Aidan O’Brien has decided on the Palmerstown House Estate Irish St Leger at the Curragh on Sunday for Order Of St George in preference to the English version at Doncaster.
The three-year-old was a wide-margin winner of a trial for the Curragh showpiece last month but had been declared against his own age group on Town Moor on Thursday morning.
With rain forecast at both venues, a late call looked likely but O’Brien pulled Order Of St George out of the Doncaster race early on Friday afternoon due to the ground quickening up a touch.
The master of Ballydoyle also runs Kingfisher in Ireland.
Many felt Kingfisher was unlucky in the Ascot Gold Cup when second to Trip To Paris but he was a long way behind Order Of St George last time out when O’Brien made it clear he would come on for the run after a mid-season break.
O’Brien said: “Order Of St George had a setback at Derby trial time. He was going to go to Lingfield instead of Kilimanjaro, but he got a temperature and we just had to give him a bit of time off. We had been very happy with him up until that point.
“We were very happy with him going to the Curragh and he handled the ease in the ground well.
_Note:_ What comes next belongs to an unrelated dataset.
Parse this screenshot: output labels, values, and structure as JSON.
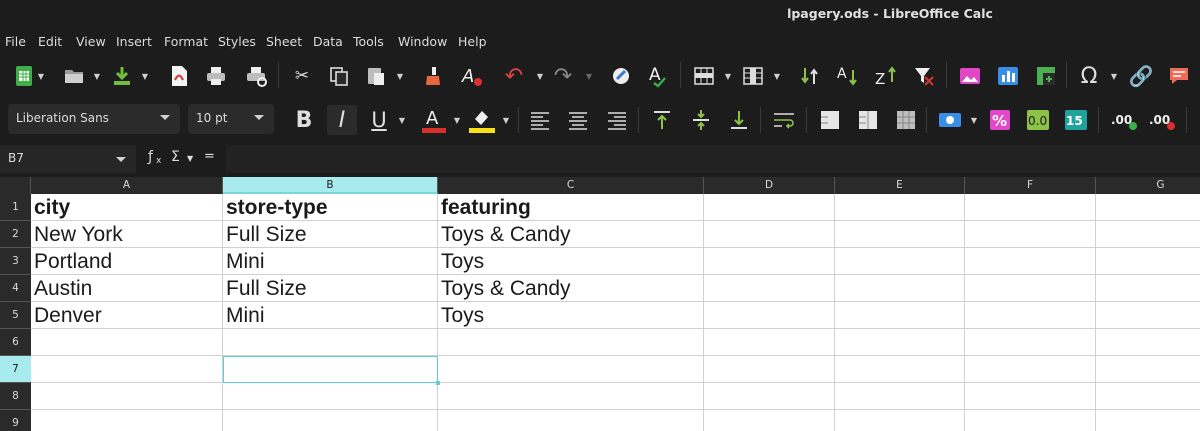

Obviously he won very nicely and we were delighted.
“He has form on good and fast ground, but he is one of those horses that handles ease very well.
“Kingfisher had a nice break after the Ascot Gold Cup prior to running in the St Leger Trial at the Curragh last month and we hope, and think, that he has come forward a good bit for that last run.”
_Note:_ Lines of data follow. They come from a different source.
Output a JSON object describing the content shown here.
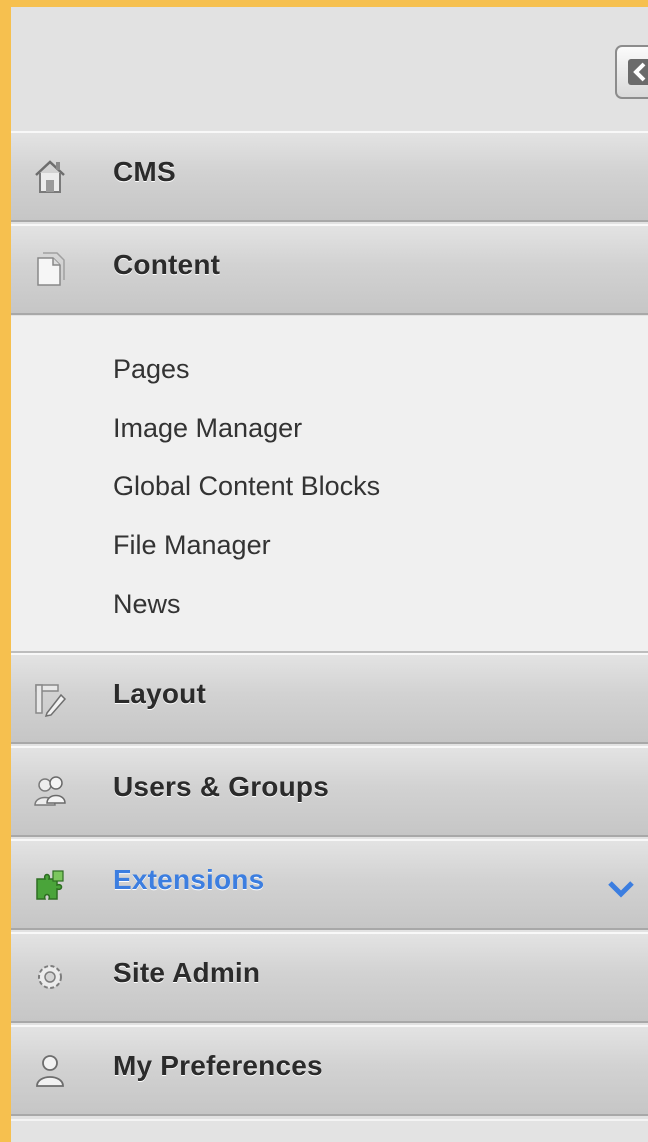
{
  "sidebar": {
    "collapse_icon": "arrow-left-icon",
    "sections": [
      {
        "label": "CMS",
        "icon": "home-icon"
      },
      {
        "label": "Content",
        "icon": "document-icon"
      },
      {
        "label": "Layout",
        "icon": "layout-icon"
      },
      {
        "label": "Users & Groups",
        "icon": "users-icon"
      },
      {
        "label": "Extensions",
        "icon": "puzzle-icon",
        "active": true,
        "indicator": "chevron-down-icon"
      },
      {
        "label": "Site Admin",
        "icon": "gear-icon"
      },
      {
        "label": "My Preferences",
        "icon": "user-icon"
      }
    ],
    "content_items": [
      {
        "label": "Pages"
      },
      {
        "label": "Image Manager"
      },
      {
        "label": "Global Content Blocks"
      },
      {
        "label": "File Manager"
      },
      {
        "label": "News"
      }
    ]
  },
  "colors": {
    "frame": "#f6c04f",
    "active_text": "#3c7ee0",
    "text": "#2b2b2b"
  }
}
Splitting Order Of St George and Kingfisher in the trial was John Oxx’s Sea Moon, winner of the Hardwicke Stakes in his younger days with Sir Michael Stoute.
He has spent the last couple of years in Australia, but returned to training with Oxx as it was felt he was more suited to the European style of racing.
“I was very pleased with his reappearance at the Curragh as we didn’t really know what to expect, and he was beaten by a good horse on the day,” said Oxx.
“He ran a terrific race and seems to have come out of the race well and has stepped forward a bit.
“He’s won on fast ground, but I don’t think he liked it out in Australia, and I’d prefer some ease rather than good to firm. He didn’t mind it soft last time.”
Forgotten Rules looked set to dominate the staying division when maintaining his unbeaten record on Champions Day at Ascot last season but he was only third in the Gold Cup on ground quicker than ideal and disappointed when turned out quickly behind Doncaster-bound Bondi Beach.
He is one horse who will be well at home if the forecast rain arrives.
“He’s been doing very well. He ran a superb race at Royal Ascot and I was probably wrong to run him in the Curragh Cup. The ground dried throughout the day,” said Weld on At The Races.
“I walked the track that morning and thought it would be OK, but by 4.30 that afternoon it had really dried and it was a very good race. Order of St George is a class horse so he ran well, but he has to have soft ground or good to soft.
“I want rain if he’s going to run.”
Weld also saddles Good Tradition, with Willie Mullins represented by Wicklow Brave.
There is a strong challenge from Britain, headed by Brian Meehan’s Agent Murphy, an easy winner of a Group Three at Newbury last time out.
Second Step represents Luca Cumani and moves up in trip, while last year’s winner Brown Panther is back again for Tom Dascombe and Michael Owen.
Stoute is represented by Gospel Choir, the mount of Kevin Manning.
Chris Richardson of owners Cheveley park Stud said: “Sir Michael (Stoute) said this was the plan after he ran at Windsor.
“We knew the ground was to his disliking and you can’t take anything away from the winner as it was very impressive, but she (Beautiful Romance) was receiving a huge amount of weight of us.
“He is a horse that needs to go to the racecourse as opposed to going up and down the gallops at Newmarket, as at his age he is getting used to that whereas a race makes sure he has a good blow .
“Although the last run was not ideal he has come out of it fine. He has certainly proved effective over a mile and a half and the step back up (in trip) should suit.”